16. Порядок пересмотра политики

16.1. Пересмотр настоящей политики производится не реже одного раза в три года и имеет целью приведение в соответствие определенных политикой защитных мер к реальным условиям и текущим требованиям по защите информации.

16.2. Пересмотр политики осуществляется постоянно действующей комиссией по информационной безопасности Администрации городского округа Серпухов.

16.3. С момента утверждения политики Главой городского округа Серпухов, утрачивает силу предыдущая политика.

17. Ответственность за нарушение законодательства в области обработки персональных данных

17.1. Руководители Администрации и руководители отраслевых (функциональных) органов несут ответственность за необеспечение конфиденциальности ПДн и несоблюдение прав и свобод субъектов ПДн в отношении их ПДн, в том числе прав на неприкосновенность частной жизни, личную и семейную тайну.

17.2. Сотрудники Администрации несут персональную ответственность за несоблюдение требований по обработке и обеспечению безопасности ПДн, установленных "Положением по обработке и защите персональных данных в Администрации городского округа Серпухов", в соответствии с законодательством Российской Федерации.

17.3. Сотрудник Администрации может быть привлечен к ответственности в случаях:

17.3.1. Умышленного или неосторожного раскрытия ПДн.

17.3.2. Утраты материальных носителей ПДн.

17.3.3. Нарушения требований "Положения по обработке и защите персональных данных в Администрации городского округа Серпухов" и других нормативных документов Администрации в части вопросов доступа и работы с ПДн.
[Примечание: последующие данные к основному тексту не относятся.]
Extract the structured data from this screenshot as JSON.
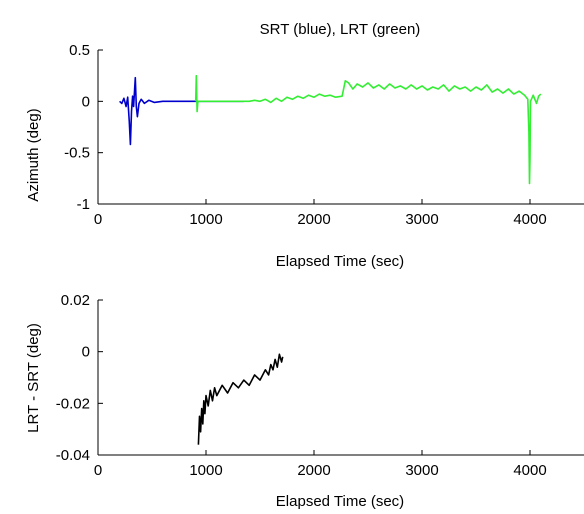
{
  "chart_data": [
    {
      "type": "line",
      "title": "SRT (blue),  LRT (green)",
      "xlabel": "Elapsed Time (sec)",
      "ylabel": "Azimuth (deg)",
      "xlim": [
        0,
        4500
      ],
      "ylim": [
        -1,
        0.5
      ],
      "xticks": [
        0,
        1000,
        2000,
        3000,
        4000
      ],
      "yticks": [
        0.5,
        0,
        -0.5,
        -1
      ],
      "xtick_labels": [
        "0",
        "1000",
        "2000",
        "3000",
        "4000"
      ],
      "ytick_labels": [
        "0.5",
        "0",
        "-0.5",
        "-1"
      ],
      "grid": false,
      "series": [
        {
          "color": "#0000cc",
          "points": [
            [
              200,
              0.0
            ],
            [
              220,
              -0.02
            ],
            [
              240,
              0.03
            ],
            [
              260,
              -0.05
            ],
            [
              275,
              0.04
            ],
            [
              290,
              -0.2
            ],
            [
              300,
              -0.42
            ],
            [
              310,
              -0.1
            ],
            [
              320,
              0.05
            ],
            [
              330,
              -0.05
            ],
            [
              345,
              0.23
            ],
            [
              355,
              -0.05
            ],
            [
              365,
              -0.15
            ],
            [
              380,
              -0.02
            ],
            [
              400,
              0.02
            ],
            [
              430,
              -0.02
            ],
            [
              470,
              0.01
            ],
            [
              520,
              -0.01
            ],
            [
              600,
              0.0
            ],
            [
              700,
              0.0
            ],
            [
              800,
              0.0
            ],
            [
              880,
              0.0
            ],
            [
              900,
              0.0
            ],
            [
              950,
              0.0
            ],
            [
              1000,
              0.0
            ],
            [
              1100,
              0.0
            ],
            [
              1200,
              0.0
            ],
            [
              1300,
              0.0
            ],
            [
              1350,
              0.0
            ]
          ]
        },
        {
          "color": "#33ee33",
          "points": [
            [
              905,
              0.0
            ],
            [
              910,
              0.25
            ],
            [
              918,
              -0.1
            ],
            [
              925,
              0.0
            ],
            [
              935,
              0.0
            ],
            [
              1100,
              0.0
            ],
            [
              1300,
              0.0
            ],
            [
              1400,
              0.0
            ],
            [
              1450,
              0.01
            ],
            [
              1500,
              0.0
            ],
            [
              1550,
              0.02
            ],
            [
              1600,
              -0.01
            ],
            [
              1650,
              0.03
            ],
            [
              1700,
              0.0
            ],
            [
              1750,
              0.04
            ],
            [
              1800,
              0.02
            ],
            [
              1850,
              0.05
            ],
            [
              1900,
              0.03
            ],
            [
              1950,
              0.06
            ],
            [
              2000,
              0.04
            ],
            [
              2050,
              0.07
            ],
            [
              2100,
              0.05
            ],
            [
              2150,
              0.06
            ],
            [
              2200,
              0.04
            ],
            [
              2260,
              0.05
            ],
            [
              2290,
              0.2
            ],
            [
              2320,
              0.18
            ],
            [
              2360,
              0.12
            ],
            [
              2400,
              0.17
            ],
            [
              2450,
              0.14
            ],
            [
              2500,
              0.18
            ],
            [
              2550,
              0.13
            ],
            [
              2600,
              0.16
            ],
            [
              2650,
              0.12
            ],
            [
              2700,
              0.17
            ],
            [
              2750,
              0.13
            ],
            [
              2800,
              0.15
            ],
            [
              2850,
              0.12
            ],
            [
              2900,
              0.16
            ],
            [
              2950,
              0.12
            ],
            [
              3000,
              0.15
            ],
            [
              3050,
              0.11
            ],
            [
              3100,
              0.14
            ],
            [
              3150,
              0.12
            ],
            [
              3200,
              0.16
            ],
            [
              3250,
              0.1
            ],
            [
              3300,
              0.15
            ],
            [
              3350,
              0.12
            ],
            [
              3400,
              0.14
            ],
            [
              3450,
              0.1
            ],
            [
              3500,
              0.14
            ],
            [
              3550,
              0.11
            ],
            [
              3600,
              0.16
            ],
            [
              3650,
              0.09
            ],
            [
              3700,
              0.12
            ],
            [
              3750,
              0.08
            ],
            [
              3800,
              0.12
            ],
            [
              3850,
              0.07
            ],
            [
              3900,
              0.1
            ],
            [
              3950,
              0.06
            ],
            [
              3980,
              0.02
            ],
            [
              3990,
              -0.3
            ],
            [
              3995,
              -0.8
            ],
            [
              4000,
              -0.55
            ],
            [
              4005,
              0.0
            ],
            [
              4030,
              0.06
            ],
            [
              4060,
              -0.02
            ],
            [
              4080,
              0.05
            ],
            [
              4100,
              0.07
            ]
          ]
        }
      ]
    },
    {
      "type": "line",
      "title": "",
      "xlabel": "Elapsed Time (sec)",
      "ylabel": "LRT - SRT (deg)",
      "xlim": [
        0,
        4500
      ],
      "ylim": [
        -0.04,
        0.02
      ],
      "xticks": [
        0,
        1000,
        2000,
        3000,
        4000
      ],
      "yticks": [
        0.02,
        0,
        -0.02,
        -0.04
      ],
      "xtick_labels": [
        "0",
        "1000",
        "2000",
        "3000",
        "4000"
      ],
      "ytick_labels": [
        "0.02",
        "0",
        "-0.02",
        "-0.04"
      ],
      "grid": false,
      "series": [
        {
          "color": "#000000",
          "points": [
            [
              930,
              -0.036
            ],
            [
              940,
              -0.025
            ],
            [
              950,
              -0.031
            ],
            [
              960,
              -0.022
            ],
            [
              970,
              -0.028
            ],
            [
              980,
              -0.019
            ],
            [
              990,
              -0.024
            ],
            [
              1000,
              -0.017
            ],
            [
              1020,
              -0.021
            ],
            [
              1040,
              -0.015
            ],
            [
              1060,
              -0.019
            ],
            [
              1080,
              -0.014
            ],
            [
              1100,
              -0.017
            ],
            [
              1150,
              -0.013
            ],
            [
              1200,
              -0.016
            ],
            [
              1250,
              -0.012
            ],
            [
              1300,
              -0.014
            ],
            [
              1350,
              -0.011
            ],
            [
              1400,
              -0.013
            ],
            [
              1450,
              -0.009
            ],
            [
              1500,
              -0.011
            ],
            [
              1550,
              -0.007
            ],
            [
              1580,
              -0.009
            ],
            [
              1600,
              -0.005
            ],
            [
              1620,
              -0.007
            ],
            [
              1640,
              -0.003
            ],
            [
              1660,
              -0.006
            ],
            [
              1680,
              -0.001
            ],
            [
              1700,
              -0.004
            ],
            [
              1710,
              -0.002
            ]
          ]
        }
      ]
    }
  ]
}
17.4. В случаях нарушения установленного порядка обработки и обеспечения безопасности ПДн, несанкционированного доступа к ПДн, раскрытия ПДн и нанесения Администрации, его сотрудникам, клиентам и контрагентам материального или морального ущерба виновные лица несут уголовную, административную, дисциплинарную, гражданско-правовую и материальную ответственность, предусмотренную законодательством Российской Федерации.